Het tegen deze uitspraak ingestelde hoger beroep is bij het Hof ingekomen op 18 maart 2014, aangevuld bij brief van 16 april 2014. De inspecteur heeft een verweerschrift ingediend.
Op 23 maart 2015 zijn nadere stukken ontvangen van belanghebbende. Deze zijn in afschrift verstrekt aan de wederpartij.
Het onderzoek ter zitting heeft plaatsgevonden op 2 april 2015. Van het verhandelde ter zitting is een proces-verbaal opgemaakt dat met deze uitspraak wordt meegezonden.
2 Feiten
De rechtbank heeft in de onderdelen 2.1. tot en met 2.4. van haar uitspraak de navolgende feiten vastgesteld. Belanghebbende wordt daarin aangeduid als ‘eiseres’, de inspecteur als ‘verweerder’.
Op 6 september 2011 is [A] (hierna: erflater) overleden. Erflater heeft eiseres bij testament tot enig erfgenaam benoemd.
Tot de nalatenschap behoort het woonhuis met aanhorigheden gelegen aan de [a-straat 1] te [B] (hierna: de woning). De WOZ-waarde van de woning bedraagt voor het kalenderjaar 2011 (waardepeildatum 1 januari 2010) € 232.000 en voor het kalenderjaar 2012 (waardepeildatum 1 januari 2011) als gevolg van een uitspraak van de rechtbank Amsterdam € 200.000.
De woning is in augustus 2012 verkocht voor € 190.000.

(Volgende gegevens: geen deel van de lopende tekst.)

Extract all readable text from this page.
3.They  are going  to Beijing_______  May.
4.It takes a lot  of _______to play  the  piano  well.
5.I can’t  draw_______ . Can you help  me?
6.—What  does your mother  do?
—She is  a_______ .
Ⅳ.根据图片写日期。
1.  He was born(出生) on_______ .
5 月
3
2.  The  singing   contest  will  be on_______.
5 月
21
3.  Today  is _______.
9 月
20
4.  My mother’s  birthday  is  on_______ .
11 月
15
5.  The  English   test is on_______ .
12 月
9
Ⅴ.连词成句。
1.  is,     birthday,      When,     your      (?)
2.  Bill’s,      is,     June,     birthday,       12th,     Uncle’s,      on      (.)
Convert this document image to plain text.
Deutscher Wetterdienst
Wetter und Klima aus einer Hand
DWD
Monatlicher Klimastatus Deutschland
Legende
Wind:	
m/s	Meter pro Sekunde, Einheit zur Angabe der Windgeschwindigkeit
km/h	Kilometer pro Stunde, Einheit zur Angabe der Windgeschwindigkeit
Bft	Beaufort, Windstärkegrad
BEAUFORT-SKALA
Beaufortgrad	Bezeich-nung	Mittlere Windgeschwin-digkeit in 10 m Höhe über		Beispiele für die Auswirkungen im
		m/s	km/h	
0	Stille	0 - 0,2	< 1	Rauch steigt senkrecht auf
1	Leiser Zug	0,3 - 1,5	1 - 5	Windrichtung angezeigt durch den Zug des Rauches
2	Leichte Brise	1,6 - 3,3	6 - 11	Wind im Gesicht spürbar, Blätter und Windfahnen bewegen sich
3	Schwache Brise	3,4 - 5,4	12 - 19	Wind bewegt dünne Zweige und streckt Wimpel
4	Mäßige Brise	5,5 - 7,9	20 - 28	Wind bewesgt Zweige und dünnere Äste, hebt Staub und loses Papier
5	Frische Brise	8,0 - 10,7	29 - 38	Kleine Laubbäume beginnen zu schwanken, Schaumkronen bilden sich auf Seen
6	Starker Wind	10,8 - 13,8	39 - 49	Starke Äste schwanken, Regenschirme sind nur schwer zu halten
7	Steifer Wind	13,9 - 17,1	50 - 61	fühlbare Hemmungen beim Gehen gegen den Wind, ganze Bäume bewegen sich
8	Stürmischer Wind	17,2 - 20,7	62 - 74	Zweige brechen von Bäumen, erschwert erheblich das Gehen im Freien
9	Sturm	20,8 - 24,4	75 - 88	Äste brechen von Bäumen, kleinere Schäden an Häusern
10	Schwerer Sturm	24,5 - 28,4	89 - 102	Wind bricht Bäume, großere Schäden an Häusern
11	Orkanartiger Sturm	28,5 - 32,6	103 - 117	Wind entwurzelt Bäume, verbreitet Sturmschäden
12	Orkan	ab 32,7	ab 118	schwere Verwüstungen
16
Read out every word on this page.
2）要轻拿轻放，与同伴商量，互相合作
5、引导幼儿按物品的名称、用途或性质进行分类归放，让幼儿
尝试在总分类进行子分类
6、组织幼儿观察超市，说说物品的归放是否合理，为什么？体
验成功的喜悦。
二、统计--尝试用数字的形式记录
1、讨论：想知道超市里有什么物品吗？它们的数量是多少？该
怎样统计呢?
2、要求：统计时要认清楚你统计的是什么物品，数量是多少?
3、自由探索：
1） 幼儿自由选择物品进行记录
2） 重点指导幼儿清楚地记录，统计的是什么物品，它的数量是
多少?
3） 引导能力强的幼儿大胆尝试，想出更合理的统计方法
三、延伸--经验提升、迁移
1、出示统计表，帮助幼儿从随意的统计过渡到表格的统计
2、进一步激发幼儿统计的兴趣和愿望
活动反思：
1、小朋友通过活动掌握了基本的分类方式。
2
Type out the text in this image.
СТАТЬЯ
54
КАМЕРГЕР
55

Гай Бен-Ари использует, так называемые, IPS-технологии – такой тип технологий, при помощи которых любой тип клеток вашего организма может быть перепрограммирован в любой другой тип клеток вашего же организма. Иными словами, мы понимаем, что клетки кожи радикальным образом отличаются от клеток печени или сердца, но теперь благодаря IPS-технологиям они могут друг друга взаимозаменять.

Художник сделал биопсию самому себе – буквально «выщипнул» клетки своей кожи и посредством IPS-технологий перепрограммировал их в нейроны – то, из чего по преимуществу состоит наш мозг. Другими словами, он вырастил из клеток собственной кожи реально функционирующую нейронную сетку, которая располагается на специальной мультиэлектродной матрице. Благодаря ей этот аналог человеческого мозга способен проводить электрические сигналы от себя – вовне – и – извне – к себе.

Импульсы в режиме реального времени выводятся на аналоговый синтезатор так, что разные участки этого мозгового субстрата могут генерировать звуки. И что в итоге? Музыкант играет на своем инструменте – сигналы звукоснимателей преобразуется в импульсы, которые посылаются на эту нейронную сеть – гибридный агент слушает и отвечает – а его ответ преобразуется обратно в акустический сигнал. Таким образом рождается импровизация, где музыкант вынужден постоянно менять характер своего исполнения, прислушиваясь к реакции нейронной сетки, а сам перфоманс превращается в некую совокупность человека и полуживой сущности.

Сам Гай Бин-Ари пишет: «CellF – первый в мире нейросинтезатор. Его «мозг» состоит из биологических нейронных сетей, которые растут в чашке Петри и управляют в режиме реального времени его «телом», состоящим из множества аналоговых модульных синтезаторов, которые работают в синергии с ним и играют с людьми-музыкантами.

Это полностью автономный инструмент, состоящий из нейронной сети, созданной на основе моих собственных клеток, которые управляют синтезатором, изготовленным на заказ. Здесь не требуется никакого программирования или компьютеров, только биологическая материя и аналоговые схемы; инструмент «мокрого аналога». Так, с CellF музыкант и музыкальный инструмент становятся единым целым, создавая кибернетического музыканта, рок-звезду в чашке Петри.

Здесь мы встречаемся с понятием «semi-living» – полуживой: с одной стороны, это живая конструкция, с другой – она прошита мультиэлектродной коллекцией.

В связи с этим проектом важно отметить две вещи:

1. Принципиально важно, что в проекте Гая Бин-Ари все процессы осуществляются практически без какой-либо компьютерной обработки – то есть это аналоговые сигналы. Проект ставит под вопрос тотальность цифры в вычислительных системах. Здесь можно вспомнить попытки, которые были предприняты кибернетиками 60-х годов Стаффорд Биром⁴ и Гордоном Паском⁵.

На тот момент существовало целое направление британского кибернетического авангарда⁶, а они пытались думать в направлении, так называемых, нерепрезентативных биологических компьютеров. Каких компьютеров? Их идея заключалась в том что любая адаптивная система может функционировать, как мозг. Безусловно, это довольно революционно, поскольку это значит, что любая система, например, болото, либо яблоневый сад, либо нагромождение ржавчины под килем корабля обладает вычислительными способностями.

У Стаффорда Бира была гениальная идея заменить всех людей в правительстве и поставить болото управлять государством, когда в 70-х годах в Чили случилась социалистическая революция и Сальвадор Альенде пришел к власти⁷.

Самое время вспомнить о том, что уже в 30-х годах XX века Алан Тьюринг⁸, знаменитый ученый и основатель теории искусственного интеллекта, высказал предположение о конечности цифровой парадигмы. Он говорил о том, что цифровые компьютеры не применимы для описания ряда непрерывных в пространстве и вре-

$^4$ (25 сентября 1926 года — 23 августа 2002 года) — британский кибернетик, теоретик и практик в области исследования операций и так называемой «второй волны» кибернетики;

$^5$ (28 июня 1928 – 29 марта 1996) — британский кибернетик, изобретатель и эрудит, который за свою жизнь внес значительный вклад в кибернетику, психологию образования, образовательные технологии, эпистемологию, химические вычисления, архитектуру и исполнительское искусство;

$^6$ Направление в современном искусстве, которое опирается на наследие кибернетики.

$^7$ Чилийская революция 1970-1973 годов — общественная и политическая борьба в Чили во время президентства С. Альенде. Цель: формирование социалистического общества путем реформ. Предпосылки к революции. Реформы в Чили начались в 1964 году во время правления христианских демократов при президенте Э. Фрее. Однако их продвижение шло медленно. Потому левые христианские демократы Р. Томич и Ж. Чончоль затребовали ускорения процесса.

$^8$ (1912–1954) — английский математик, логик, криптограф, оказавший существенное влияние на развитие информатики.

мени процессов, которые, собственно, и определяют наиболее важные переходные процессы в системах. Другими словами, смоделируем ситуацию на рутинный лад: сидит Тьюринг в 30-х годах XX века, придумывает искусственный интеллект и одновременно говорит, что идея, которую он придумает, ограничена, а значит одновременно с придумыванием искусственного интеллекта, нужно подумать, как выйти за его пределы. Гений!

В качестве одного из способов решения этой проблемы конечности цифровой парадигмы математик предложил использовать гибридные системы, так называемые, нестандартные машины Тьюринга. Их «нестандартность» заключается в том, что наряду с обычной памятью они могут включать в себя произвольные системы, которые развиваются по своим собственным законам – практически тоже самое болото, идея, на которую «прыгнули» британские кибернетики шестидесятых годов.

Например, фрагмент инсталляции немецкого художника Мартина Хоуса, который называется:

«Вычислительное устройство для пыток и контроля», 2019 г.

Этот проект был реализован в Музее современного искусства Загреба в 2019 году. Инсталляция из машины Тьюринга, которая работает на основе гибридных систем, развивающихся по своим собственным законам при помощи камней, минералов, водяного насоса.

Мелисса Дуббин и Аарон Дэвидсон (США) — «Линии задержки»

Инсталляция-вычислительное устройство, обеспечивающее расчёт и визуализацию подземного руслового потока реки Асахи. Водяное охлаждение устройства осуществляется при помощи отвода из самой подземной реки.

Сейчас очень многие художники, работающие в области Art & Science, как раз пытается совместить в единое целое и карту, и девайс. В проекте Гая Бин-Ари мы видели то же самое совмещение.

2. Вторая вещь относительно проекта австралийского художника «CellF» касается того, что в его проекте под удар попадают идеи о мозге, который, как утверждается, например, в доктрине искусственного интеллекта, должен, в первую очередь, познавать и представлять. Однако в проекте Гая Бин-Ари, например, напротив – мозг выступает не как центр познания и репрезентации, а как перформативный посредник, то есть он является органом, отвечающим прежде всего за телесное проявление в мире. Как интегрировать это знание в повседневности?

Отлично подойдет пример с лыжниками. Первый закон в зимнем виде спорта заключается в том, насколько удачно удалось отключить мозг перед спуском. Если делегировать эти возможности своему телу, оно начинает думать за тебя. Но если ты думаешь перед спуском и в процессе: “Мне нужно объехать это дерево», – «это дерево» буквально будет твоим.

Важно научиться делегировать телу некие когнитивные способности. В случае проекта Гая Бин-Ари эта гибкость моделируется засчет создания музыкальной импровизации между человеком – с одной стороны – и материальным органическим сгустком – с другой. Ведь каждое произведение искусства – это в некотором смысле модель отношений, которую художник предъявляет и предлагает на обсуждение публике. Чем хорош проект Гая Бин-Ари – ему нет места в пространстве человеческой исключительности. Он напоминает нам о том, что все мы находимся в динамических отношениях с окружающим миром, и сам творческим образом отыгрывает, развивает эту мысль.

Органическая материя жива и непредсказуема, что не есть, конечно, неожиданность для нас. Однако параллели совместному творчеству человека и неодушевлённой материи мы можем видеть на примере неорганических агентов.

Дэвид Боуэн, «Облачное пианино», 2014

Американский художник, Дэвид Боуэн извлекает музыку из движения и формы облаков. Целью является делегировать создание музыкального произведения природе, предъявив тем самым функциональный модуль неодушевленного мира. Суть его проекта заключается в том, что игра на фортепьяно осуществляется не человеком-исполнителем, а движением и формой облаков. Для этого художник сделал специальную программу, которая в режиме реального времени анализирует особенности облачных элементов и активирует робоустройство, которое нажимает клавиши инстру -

In de aangifte is als waarde van de woning € 190.000 vermeld.
3 Geschil in hoger beroep
Evenals bij de rechtbank is bij het Hof in geschil wat de waarde is van de woning voor de heffing van erfbelasting.
Belanghebbende stelt zich op het standpunt dat hiervoor moet worden aangesloten bij de WOZ-waarde naar de waardepeildatum 1 januari 2011 van € 200.000.
De inspecteur stelt dat overeenkomstig de in 2011 luidende tekst van artikel 21, vijfde lid van de Successiewet 1956 (hierna: SW) de WOZ-waarde naar de waardepeildatum 1 januari 2010 van € 232.000 dient te worden gehanteerd.